Ibu Titha sangat bahagia ketika mendengar anaknya adalah lulusan terbaik tahun ini, deraian air mata bahagia pun tak terbendung di mata ibunya, begitupun pak Harto, pak Harto juga menangis haru melihat Titha mengambil ijazahnya dan sudah menyelesaikan permintaan dari ayahnya, ibu Titha dan pak Harto melambai-lambai dari kejauhan pada Titha, Titha yang melihat ibu dan pak Harto membalas lambaian mereka dengan mengangkat ijazahnya.


Acara pun berlanjut, salah satu pembawa acara kembali melanjutkan acaranya.


         "Baiklah, dengan ini kami ucapkan selamat kepada lulusan terbaik tahun ini, Titha Pramulya ... Kami mohon kepada saudari Titha untuk menyampaikan sepatah kata untuk semua orang yang ada di dalam gedung auditorium ini, pada saudari kami persilahkan," pembawa acara memberikan microfon pada Titha, kemudian dengan tarikan nafas panjang, Titha pun mulai membuka sambutannya dengan salam.


         "Assalamualaikum warahmatullahi wabarakatuh ... sebelumnya, saya ucapkan ribuan terimakasih dan rasa syukur yang amat besar kepada Tuhan yang maha esa, yaitu Allah Subhanawata'ala, dan terimakasih juga kepada nabi besar kita, Baginda Rasulullah shalallahu alaihi wasallam.
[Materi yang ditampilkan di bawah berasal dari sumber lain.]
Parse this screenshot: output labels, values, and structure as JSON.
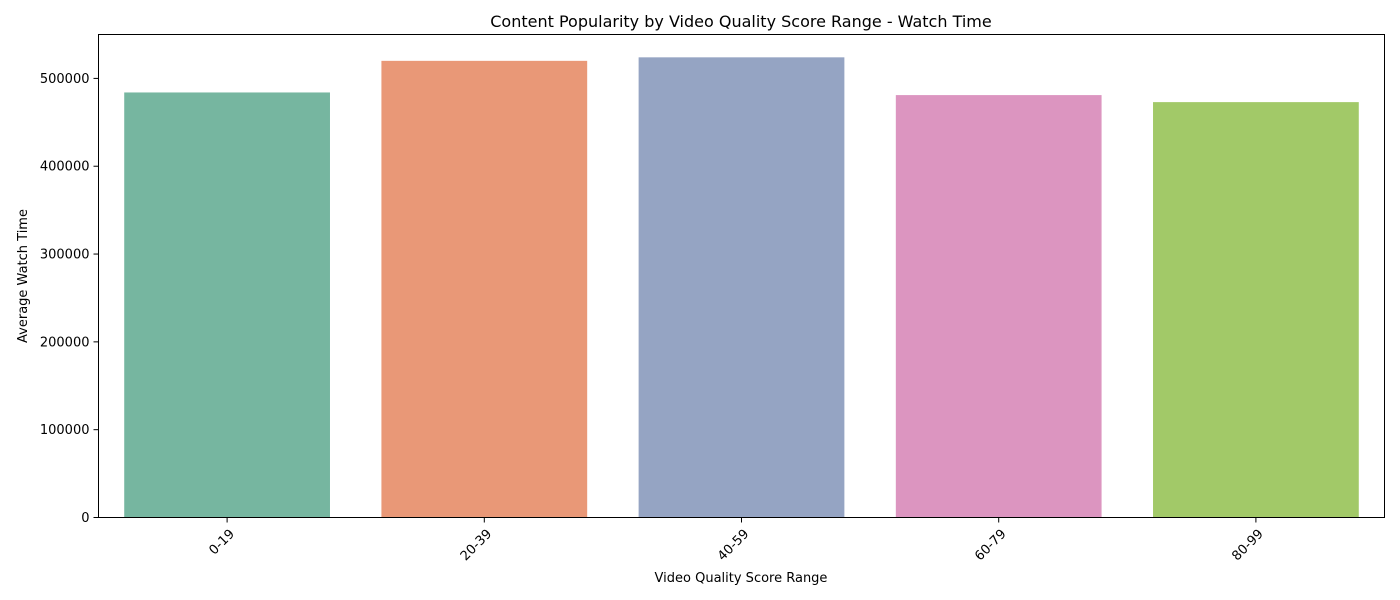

Saya Titha Pramulya, Alhamdulillah di nobatkan menjadi lulusan terbaik pada tahun ini, dan saya benar-benar tidak menyangka bahwa saya akan menjadi lulusan terbaik, itu semua bukan karena saya saja, karena kesuksesan yang saya raih sampai saat ini adalah bentuk dari kasih sayang orang tua saya," Titha mulai meneteskan air mata, "dan dulu pas ayah saya meninggal, saya sempat jatuh dan tidak tahu berbuat apa, namun, di saat saya jatuh terpuruk seperti itu, ibu saya datang membawakan cahaya dan menggenggam tangan saya, ibu.. ibu saya lah yang membuat saya seperti ini, ialah penyemangat saya dalam menggapai mimpi saya, setiap malam sehabis sholat, saya selalu mendoakan beliau, agar selalu sehat dan bahagia-"
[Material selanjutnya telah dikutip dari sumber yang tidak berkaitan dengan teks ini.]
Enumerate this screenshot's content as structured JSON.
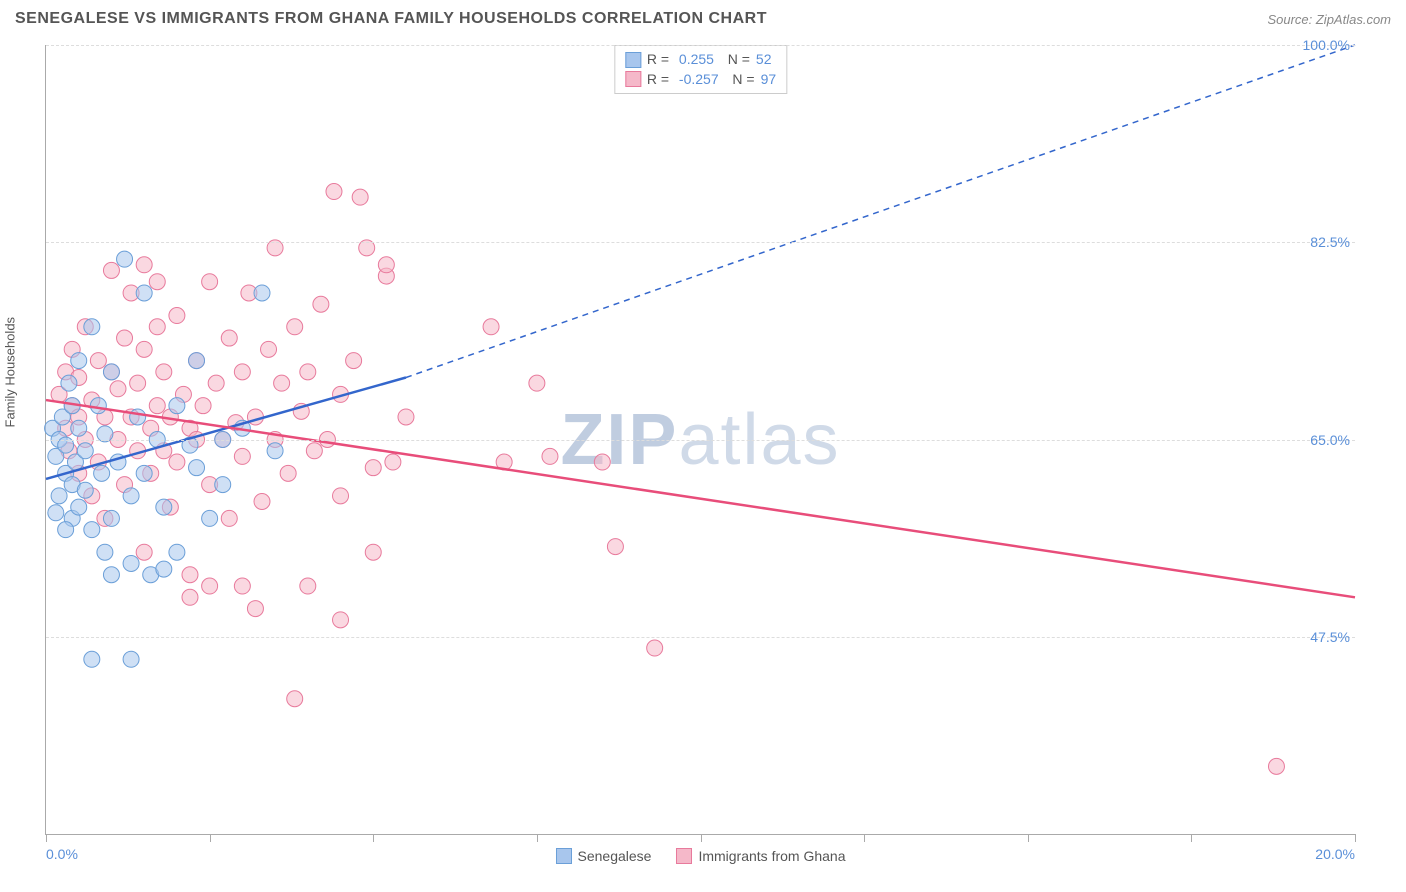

Mendengar pidatonya Titha, semua orang yang ada di dalam auditorium meneteskan air mata, mereka terharu mendengar kisah hidup Titha yang banyak lika-liku.


         "Sekarang ... sudah saatnya giliran saya untuk menggantikan ibu saya, saya akan membahagiakan ibu ... untuk dia yang selalu ada di saat semua orang meninggal kita dan untuk dia yang selalu sabar dengan seribu satu tingkah laku dan kenakalan kita, terimakasih ibu, aku sayang ibu," ujar Titha dan menutup pidatonya.


Setelah Titha menutup pidatonya itu, semua orang di dalam gedung auditorium bertepuk tangan dengan penuh haru yang menyentuh hati.


Setelah acara selesai. Ibu Titha dan pak Harto menunggu di luar gedung auditorium, selang beberapa saat, terlihat dari kejauhan Titha sedang berlari mendekati ibunya, alangkah bahagianya ibunya, melihat Titha yang sudah mewujudkan impian ayahnya, sesampainya Titha di depan ibunya, ia langsung bersujud di kaki ibunya dengan Isak tangis bahagianya ibu Titha menarik Titha dari sujudnya dan saling berpelukan.


         "Ibuk ... Titha udah berhasil menuhin permintaan ayah ...," ujar Titha dengan Isak tangisnya.


         "Alhamdulillah  nak ... ibu sangat bangga padamu ... ayah juga pasti sangat bangga padamu nak," ujar ibunya yang sangat bahagia dan memeluk Titha dengan erat.


Melihat hal yang mengharukan ini, pak Harto juga ikut terbawa suasana, ia juga menangis haru melihat Titha yang sudah sukses.


         "Selamat ya neng Titha ... semoga ilmunya bermanfaat," ucap pak Harto sambil memberikan bunga.


Mereka bertiga sangat bahagia pada hari itu, dan setelah acara wisudanya Titha selesai, mereka langsung ke pemakaman tempat ayahnya di makamkan.


Di tengah pemakaman yang sunyi, dengan hembusan angin yang hilang timbul, Titha meletakkan foto wisudanya di atas makam ayahnya.


         "Yah ... Titha udah lulus yah ... dan Alhamdulillah Titha juga dapat lulusan terbaik di kampus tahun ini yah ... ayah yang tenang ya disana, biar ibuk Titha yang jaga, Al-fatihah ...," ucap Titha dengan linangan air mata di pipinya, menghadiahkan foto wisudanya pada ayahnya dan bacaan surah Al-fatihah untuk salam perpisahannya.